In recent years, fires in California have become larger, hotter and more destructive. In few places is that as clear as in Sonoma County, where a succession of historic blazes have torched thousands of properties and killed nearly two dozen people within the last few years alone. Yet as firefighters and first responders are stretched to their limits fighting unprecedented infernos, many rely on antiquated tools like radios and paper maps.
“These fires are a reason why we need to make this transition to new tech now,” Farren said. “There’s a beloved phrase in the fire service: ‘200 years of tradition unimpeded by progress.’ But I don’t think that’s true anymore, I think we’ve recognized it’s time we bring things into the 21st century, and firefighters know that better than anyone.”
Chad Costa, battalion chief with the Petaluma Fire Department and head of technology and communications, has worked closely with Perimeter over the past few years.
A 22-year veteran with the fire service, Costa has traveled across California and neighboring western states to assist in fighting large wildfires. Most recently, Costa was in charge of overseeing swaths of the 2019 Kincade fire and this summer’s Walbridge fire.
He says while there’s been significant advancements in some firefighting technology, such as infrared mapping, he thinks there’s still a need for accurate and detailed satellite maps and an ability to track resources scattered throughout large areas.
In remote regions, where wildfires often spark, cell coverage can either be spotty or nonexistent, he said.
Costa said he and other leaders are often forced to use archaic methods, ones he thinks can be partly replaced by newer, satellite-based technology, like that proposed by Perimiter.

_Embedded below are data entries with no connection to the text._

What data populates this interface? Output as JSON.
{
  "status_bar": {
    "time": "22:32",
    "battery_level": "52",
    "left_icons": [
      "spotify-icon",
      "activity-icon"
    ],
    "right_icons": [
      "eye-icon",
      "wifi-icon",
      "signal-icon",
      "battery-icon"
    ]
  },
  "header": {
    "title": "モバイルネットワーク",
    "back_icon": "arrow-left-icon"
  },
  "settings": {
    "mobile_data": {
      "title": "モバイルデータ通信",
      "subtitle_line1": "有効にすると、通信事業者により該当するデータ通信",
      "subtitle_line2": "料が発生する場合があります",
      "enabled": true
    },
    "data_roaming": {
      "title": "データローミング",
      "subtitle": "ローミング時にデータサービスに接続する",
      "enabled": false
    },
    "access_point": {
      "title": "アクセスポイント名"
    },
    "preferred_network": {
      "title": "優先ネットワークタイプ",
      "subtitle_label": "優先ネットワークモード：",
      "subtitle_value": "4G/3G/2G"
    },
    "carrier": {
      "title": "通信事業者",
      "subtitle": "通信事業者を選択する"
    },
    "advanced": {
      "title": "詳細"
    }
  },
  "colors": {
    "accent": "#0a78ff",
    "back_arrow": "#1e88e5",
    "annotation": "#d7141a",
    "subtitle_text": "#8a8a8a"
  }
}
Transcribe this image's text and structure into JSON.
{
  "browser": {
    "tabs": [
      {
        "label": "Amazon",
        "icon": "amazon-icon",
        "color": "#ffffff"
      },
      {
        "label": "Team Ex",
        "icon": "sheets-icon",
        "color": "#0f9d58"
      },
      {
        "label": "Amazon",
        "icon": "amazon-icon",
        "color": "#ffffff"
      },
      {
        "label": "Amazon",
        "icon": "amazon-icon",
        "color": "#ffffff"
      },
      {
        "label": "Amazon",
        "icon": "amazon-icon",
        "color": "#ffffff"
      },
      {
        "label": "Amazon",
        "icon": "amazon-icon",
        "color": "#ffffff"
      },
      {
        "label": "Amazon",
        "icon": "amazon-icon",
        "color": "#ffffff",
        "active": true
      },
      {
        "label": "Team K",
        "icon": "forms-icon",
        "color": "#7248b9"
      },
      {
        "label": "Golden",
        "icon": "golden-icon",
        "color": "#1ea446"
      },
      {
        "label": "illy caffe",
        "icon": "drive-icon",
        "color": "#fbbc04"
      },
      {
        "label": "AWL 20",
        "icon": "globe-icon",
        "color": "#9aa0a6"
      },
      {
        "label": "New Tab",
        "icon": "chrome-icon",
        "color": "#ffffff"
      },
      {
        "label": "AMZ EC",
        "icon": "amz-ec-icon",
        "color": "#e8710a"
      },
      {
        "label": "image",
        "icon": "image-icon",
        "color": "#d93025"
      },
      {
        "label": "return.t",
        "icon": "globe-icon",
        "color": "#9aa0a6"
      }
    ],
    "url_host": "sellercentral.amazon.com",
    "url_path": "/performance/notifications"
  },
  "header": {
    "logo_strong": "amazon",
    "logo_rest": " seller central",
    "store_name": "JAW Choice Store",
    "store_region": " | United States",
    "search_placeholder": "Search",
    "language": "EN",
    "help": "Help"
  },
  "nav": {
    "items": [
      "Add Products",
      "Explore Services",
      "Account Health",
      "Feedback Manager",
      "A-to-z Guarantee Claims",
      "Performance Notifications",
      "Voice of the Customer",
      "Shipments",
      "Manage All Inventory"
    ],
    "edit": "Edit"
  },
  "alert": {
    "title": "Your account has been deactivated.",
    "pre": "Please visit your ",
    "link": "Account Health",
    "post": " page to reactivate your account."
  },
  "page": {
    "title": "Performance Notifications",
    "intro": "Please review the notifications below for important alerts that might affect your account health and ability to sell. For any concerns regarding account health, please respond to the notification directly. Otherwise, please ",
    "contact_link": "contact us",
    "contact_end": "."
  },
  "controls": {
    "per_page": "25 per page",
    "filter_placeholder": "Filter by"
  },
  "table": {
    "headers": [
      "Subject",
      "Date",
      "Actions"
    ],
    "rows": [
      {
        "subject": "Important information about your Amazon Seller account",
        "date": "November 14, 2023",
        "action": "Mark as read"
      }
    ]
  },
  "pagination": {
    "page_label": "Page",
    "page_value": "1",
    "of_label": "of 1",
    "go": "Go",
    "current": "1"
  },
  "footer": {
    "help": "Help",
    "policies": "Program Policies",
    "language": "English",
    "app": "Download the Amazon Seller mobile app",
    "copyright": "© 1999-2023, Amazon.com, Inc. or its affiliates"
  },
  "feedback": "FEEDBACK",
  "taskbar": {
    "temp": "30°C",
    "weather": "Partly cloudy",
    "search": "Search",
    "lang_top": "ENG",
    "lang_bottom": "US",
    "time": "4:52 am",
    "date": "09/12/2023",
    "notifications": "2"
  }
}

“During the Walbridge fire, you would see me out there, writing on a paper map where each engine is,” Costa said. “That’s sometimes the only way I can keep track of things, and it’s really unfortunate. This new technology is there, it’s just a matter of getting it on a central platform and making it accessible.”
Perimeter has already began working with Palo Alto’s office of emergency services to test the platform, and Costa says he and Farren launched an informal partnership to beta-test the technology within the Petaluma Fire Department.
“Paper is good fallback, but when there’s the ability to use technology, we need to be using it,” Costa said. “It could be a game-changer.”